Um xingamento inevidente passou por sua mente, enquanto tentava defeituosamente não dar atenção às palavras de seu companheiro. As feridas se repuxaram em sua pele, enviando uma onda de dor que atravessou o seu corpo. Tentando parecer displicente, lançou um olhar ao virar o pescoço como se analisasse o porto que se assomava a bombordo. De fato, Enji ostentava uma expressão ainda pior que a habitual, os lábios repuxados sobre os dentes e a barba desgrenhada, a postura rígida e os olhos gélidos que esquadrinhavam os demais tripulantes, não perdendo a oportunidade de reclamar com algum por qualquer mínimo deslize cometido.

De repente, sua ânsia para estar longe daquele navio aumentou exponencialmente, o estômago revirou como todas as vezes em que levantava e o via gritar alguma besteira para todos, como se fosse um maldito imperador ordenando que seus criados fizessem a mesma coisa quatrocentas vezes até estar de acordo com o seu gosto. O rapaz voltou o olhar para Kamui e o viu engolir em seco ao coçar a barba mal feita. Seu amigo sabia ― sabia muito bem ― o que aquele olhar sério em seu rosto simbolizava. Era hora de partir. 

Viu-o tatear a calça de tecido aparentemente confortável, em busca de algo não muito grande. Shinji, como era intimamente chamado, segurou sua mão com força, colocando algo entre seus dedos calejados. 

― O que é isso?

Shhhh, apenas abaixe a cabeça como se estivesse recebendo uma dura e me siga.

Empurrou-o com leveza até a parede de madeira ao lado, sempre conferindo se havia alguns olhares indesejados postos em si e constatando que todos pareciam com os nervos à flor da pele, focados em sua tentativa de escapar das vistas grossas do Capitão. Colocando uma mão sobre sua boca, levou o rosto até a altura do pescoço e sussurrou: 

― Vá para o bar Cobra na Bota e mostre esse papel a quem quer que esteja guardando a reunião, diga que fui eu quem o mandei. Quando entrar, um homem chamado Neito Monoma vai te ajudar. Ele vai te pôr numa sala com algumas pessoas e você vai fazer um tipo de prova. 

― Prova? ― perguntou em um murmúrio.

― Isso, você sabe daquele navio, como é que ele se chamava… Plus Ultra! O capitão maluco está recrutando pessoas, uma possível viagem louca, tanto que metade dos tripulantes foram embora. Coisa braba pelo que ouvi.

― E por que caralhos eu embarcaria numa viagem dessas? 

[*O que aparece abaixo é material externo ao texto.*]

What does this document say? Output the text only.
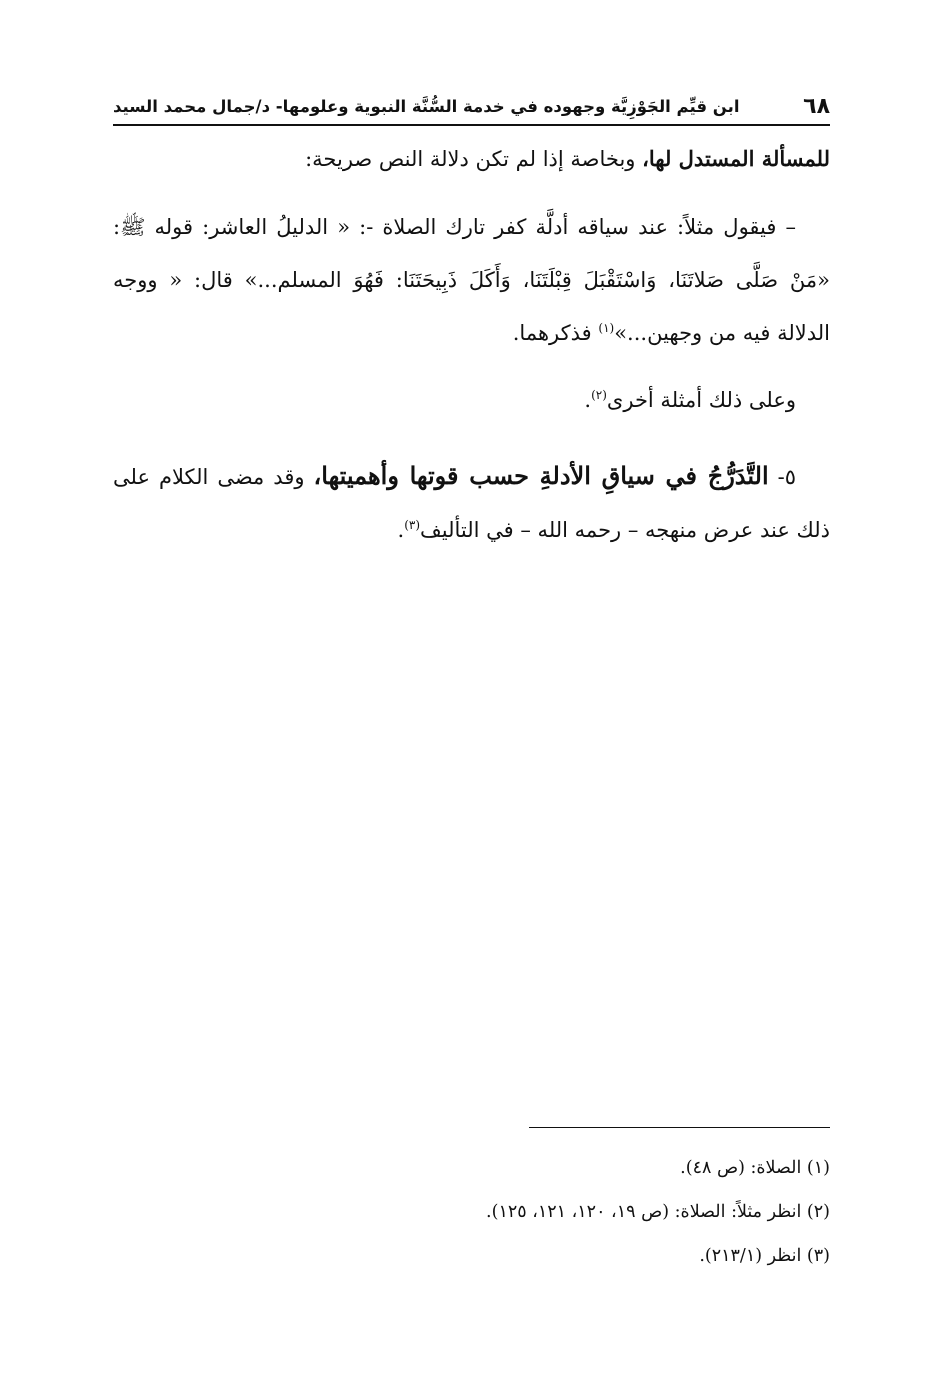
٦٨
ابن قيِّم الجَوْزِيَّة وجهوده في خدمة السُّنَّة النبوية وعلومها- د/جمال محمد السيد

للمسألة المستدل لها، وبخاصة إذا لم تكن دلالة النص صريحة:

– فيقول مثلاً: عند سياقه أدلَّة كفر تارك الصلاة -: « الدليلُ العاشر: قوله ﷺ: «مَنْ صَلَّى صَلاتَنَا، وَاسْتَقْبَلَ قِبْلَتَنَا، وَأَكَلَ ذَبِيحَتَنَا: فَهُوَ المسلم...» قال: « ووجه الدلالة فيه من وجهين...»$^{(١)}$ فذكرهما.

وعلى ذلك أمثلة أخرى$^{(٢)}$.

٥- التَّدَرُّجُ في سياقِ الأدلةِ حسب قوتها وأهميتها، وقد مضى الكلام على ذلك عند عرض منهجه – رحمه الله – في التأليف$^{(٣)}$.

(١) الصلاة: (ص ٤٨).

(٢) انظر مثلاً: الصلاة: (ص ١٩، ١٢٠، ١٢١، ١٢٥).

(٣) انظر (٢١٣/١).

― Uma chance, não era isso que queria? Você me pediu uma chance, eu estou te dando. Quer sair daqui ou não? ― Ele concordou com a cabeça, silenciando a resposta ríspida que estava na garganta. ― Só me escute! Cale essa boca uma vez na vida, moleque.

Seus dedos se fecharam no papel e deslizaram-no sutilmente até um bolso interno. Quando ergueu os olhos de novo, a face séria do marinheiro o fitava com um olhar estranho, como se seus olhos não estivessem totalmente naquele lugar.

― O que foi?

― Nada ― hesitou, uma compulsão que não estava acostumado tomando-o, como se as palavras implorassem para sair, para serem ditas. ― Apenas estava pensando que minha dívida de tantos anos enfim está paga. ― E assentiu para si mesmo com um ar satisfeito.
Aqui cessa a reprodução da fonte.